A leaked document, circulated by the Cabinet Office’s Border and Protocol Delivery Group, warns that the IT systems at the UK border are not ready to ensure the smooth flow of goods after Brexit. These essential IT systems face a race against time to be ready to process the changing haulier regulations after Brexit, but the government’s preparations are hindered by “critical gaps” in the process.
Many of the new IT systems are just in the development stage, leaving only four months for these to be completed and tested. Complications at the border will bring massive delays to haulage and wider economic implications. The government’s Smart Freight System is designed to avert supply chain disaster, but this is dependent on its ability to process the huge amount of data stemming from the movement across the border – something which, at the moment, the system is not able to do.
The success of the Smart Freight System will be determined by its capability to manage the swathes of data that run through the system. Whilst the exact details are still somewhat unclear, it is certain that the system will need to be integrated with the relevant tax authorities to ensure a smooth passage. This will be a delicate process, and one that will depend on the digital ecosystem set in place, and the connectors at its core.

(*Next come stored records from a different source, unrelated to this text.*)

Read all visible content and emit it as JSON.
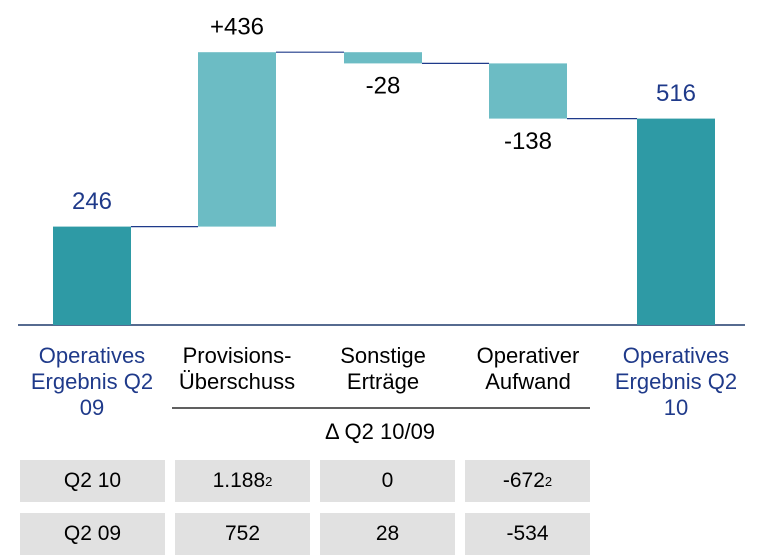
{
  "chart_data": {
    "type": "waterfall",
    "categories": [
      "Operatives Ergebnis Q2 09",
      "Provisions-Überschuss",
      "Sonstige Erträge",
      "Operativer Aufwand",
      "Operatives Ergebnis Q2 10"
    ],
    "values": [
      246,
      436,
      -28,
      -138,
      516
    ],
    "value_labels": [
      "246",
      "+436",
      "-28",
      "-138",
      "516"
    ],
    "totals": [
      true,
      false,
      false,
      false,
      true
    ],
    "total_color": "#2e9aa5",
    "delta_color": "#6cbcc4",
    "ylim": [
      0,
      700
    ],
    "group_label": "Δ Q2 10/09"
  },
  "table": {
    "rows": [
      {
        "label": "Q2 10",
        "cells": [
          {
            "text": "1.188",
            "sup": "2"
          },
          {
            "text": "0"
          },
          {
            "text": "-672",
            "sup": "2"
          }
        ]
      },
      {
        "label": "Q2 09",
        "cells": [
          {
            "text": "752"
          },
          {
            "text": "28"
          },
          {
            "text": "-534"
          }
        ]
      }
    ]
  }
}
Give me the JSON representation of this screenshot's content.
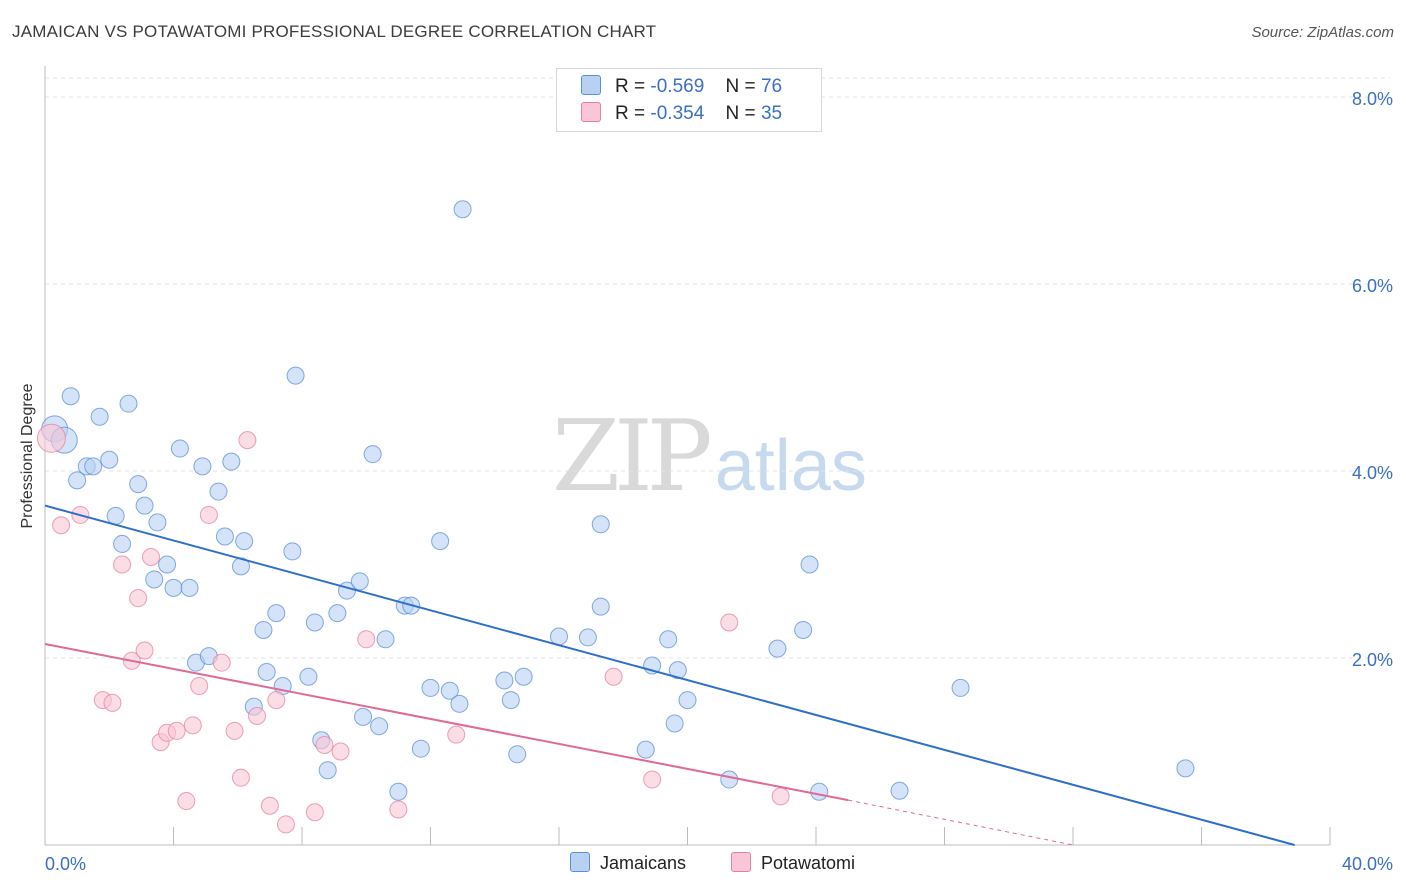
{
  "title": "JAMAICAN VS POTAWATOMI PROFESSIONAL DEGREE CORRELATION CHART",
  "source": "Source: ZipAtlas.com",
  "watermark": {
    "zip": "ZIP",
    "atlas": "atlas"
  },
  "legend": {
    "r_label": "R =",
    "n_label": "N =",
    "rows": [
      {
        "r": "-0.569",
        "n": "76"
      },
      {
        "r": "-0.354",
        "n": "35"
      }
    ]
  },
  "chart_data": {
    "type": "scatter",
    "title": "JAMAICAN VS POTAWATOMI PROFESSIONAL DEGREE CORRELATION CHART",
    "xlabel": "",
    "ylabel": "Professional Degree",
    "xlim": [
      0,
      40
    ],
    "ylim": [
      0,
      8
    ],
    "x_tick_labels": [
      "0.0%",
      "40.0%"
    ],
    "y_ticks": [
      2,
      4,
      6,
      8
    ],
    "y_tick_labels": [
      "2.0%",
      "4.0%",
      "6.0%",
      "8.0%"
    ],
    "grid": true,
    "colors": {
      "jamaicans": "#5b8fd6",
      "jamaicans_fill": "#b8d1f3",
      "potawatomi": "#e87fa0",
      "potawatomi_fill": "#f8c6d6",
      "tick_text": "#3a6fc4"
    },
    "series": [
      {
        "name": "Jamaicans",
        "trend": {
          "x": [
            0,
            38.9
          ],
          "y": [
            3.63,
            0.0
          ]
        },
        "points": [
          [
            0.3,
            4.45
          ],
          [
            0.6,
            4.33
          ],
          [
            0.8,
            4.8
          ],
          [
            1.0,
            3.9
          ],
          [
            1.3,
            4.05
          ],
          [
            1.5,
            4.05
          ],
          [
            1.7,
            4.58
          ],
          [
            2.0,
            4.12
          ],
          [
            2.2,
            3.52
          ],
          [
            2.4,
            3.22
          ],
          [
            2.6,
            4.72
          ],
          [
            2.9,
            3.86
          ],
          [
            3.1,
            3.63
          ],
          [
            3.4,
            2.84
          ],
          [
            3.5,
            3.45
          ],
          [
            3.8,
            3.0
          ],
          [
            4.0,
            2.75
          ],
          [
            4.2,
            4.24
          ],
          [
            4.5,
            2.75
          ],
          [
            4.7,
            1.95
          ],
          [
            4.9,
            4.05
          ],
          [
            5.1,
            2.02
          ],
          [
            5.4,
            3.78
          ],
          [
            5.6,
            3.3
          ],
          [
            5.8,
            4.1
          ],
          [
            6.1,
            2.98
          ],
          [
            6.2,
            3.25
          ],
          [
            6.5,
            1.48
          ],
          [
            6.8,
            2.3
          ],
          [
            6.9,
            1.85
          ],
          [
            7.2,
            2.48
          ],
          [
            7.4,
            1.7
          ],
          [
            7.7,
            3.14
          ],
          [
            7.8,
            5.02
          ],
          [
            8.2,
            1.8
          ],
          [
            8.4,
            2.38
          ],
          [
            8.6,
            1.12
          ],
          [
            8.8,
            0.8
          ],
          [
            9.1,
            2.48
          ],
          [
            9.4,
            2.72
          ],
          [
            9.8,
            2.82
          ],
          [
            9.9,
            1.37
          ],
          [
            10.2,
            4.18
          ],
          [
            10.4,
            1.27
          ],
          [
            10.6,
            2.2
          ],
          [
            11.0,
            0.57
          ],
          [
            11.2,
            2.56
          ],
          [
            11.4,
            2.56
          ],
          [
            11.7,
            1.03
          ],
          [
            12.0,
            1.68
          ],
          [
            12.3,
            3.25
          ],
          [
            12.6,
            1.65
          ],
          [
            12.9,
            1.51
          ],
          [
            13.0,
            6.8
          ],
          [
            14.3,
            1.76
          ],
          [
            14.5,
            1.55
          ],
          [
            14.7,
            0.97
          ],
          [
            14.9,
            1.8
          ],
          [
            16.0,
            2.23
          ],
          [
            16.9,
            2.22
          ],
          [
            17.3,
            3.43
          ],
          [
            17.3,
            2.55
          ],
          [
            18.7,
            1.02
          ],
          [
            18.9,
            1.92
          ],
          [
            19.4,
            2.2
          ],
          [
            19.6,
            1.3
          ],
          [
            19.7,
            1.87
          ],
          [
            20.0,
            1.55
          ],
          [
            21.3,
            0.7
          ],
          [
            22.8,
            2.1
          ],
          [
            23.6,
            2.3
          ],
          [
            23.8,
            3.0
          ],
          [
            24.1,
            0.57
          ],
          [
            26.6,
            0.58
          ],
          [
            28.5,
            1.68
          ],
          [
            35.5,
            0.82
          ]
        ]
      },
      {
        "name": "Potawatomi",
        "trend": {
          "x": [
            0,
            25.0
          ],
          "y": [
            2.15,
            0.48
          ]
        },
        "trend_dashed": {
          "x": [
            25.0,
            32.0
          ],
          "y": [
            0.48,
            0.0
          ]
        },
        "points": [
          [
            0.2,
            4.35
          ],
          [
            0.5,
            3.42
          ],
          [
            1.1,
            3.53
          ],
          [
            1.8,
            1.55
          ],
          [
            2.1,
            1.52
          ],
          [
            2.4,
            3.0
          ],
          [
            2.7,
            1.97
          ],
          [
            2.9,
            2.64
          ],
          [
            3.1,
            2.08
          ],
          [
            3.3,
            3.08
          ],
          [
            3.6,
            1.1
          ],
          [
            3.8,
            1.2
          ],
          [
            4.1,
            1.22
          ],
          [
            4.4,
            0.47
          ],
          [
            4.6,
            1.28
          ],
          [
            4.8,
            1.7
          ],
          [
            5.1,
            3.53
          ],
          [
            5.5,
            1.95
          ],
          [
            5.9,
            1.22
          ],
          [
            6.1,
            0.72
          ],
          [
            6.3,
            4.33
          ],
          [
            6.6,
            1.38
          ],
          [
            7.0,
            0.42
          ],
          [
            7.2,
            1.55
          ],
          [
            7.5,
            0.22
          ],
          [
            8.4,
            0.35
          ],
          [
            8.7,
            1.07
          ],
          [
            9.2,
            1.0
          ],
          [
            10.0,
            2.2
          ],
          [
            11.0,
            0.38
          ],
          [
            12.8,
            1.18
          ],
          [
            17.7,
            1.8
          ],
          [
            18.9,
            0.7
          ],
          [
            21.3,
            2.38
          ],
          [
            22.9,
            0.52
          ]
        ]
      }
    ]
  },
  "bottom_legend": [
    "Jamaicans",
    "Potawatomi"
  ]
}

A siloed approach will not work here with the need for access to real-time data. Core legacy applications across government departments need to be open via APIs to enable emerging technologies to enter into the architecture, to help digitally capture information at the borders. To ensure a single “track and trace” view of freight, clean and trusted data must be captured into a single master data hub to record critical information. These systems need to be able to capture, prepare and process the data within, to ensure swift processing times and avoid traffic deadlock.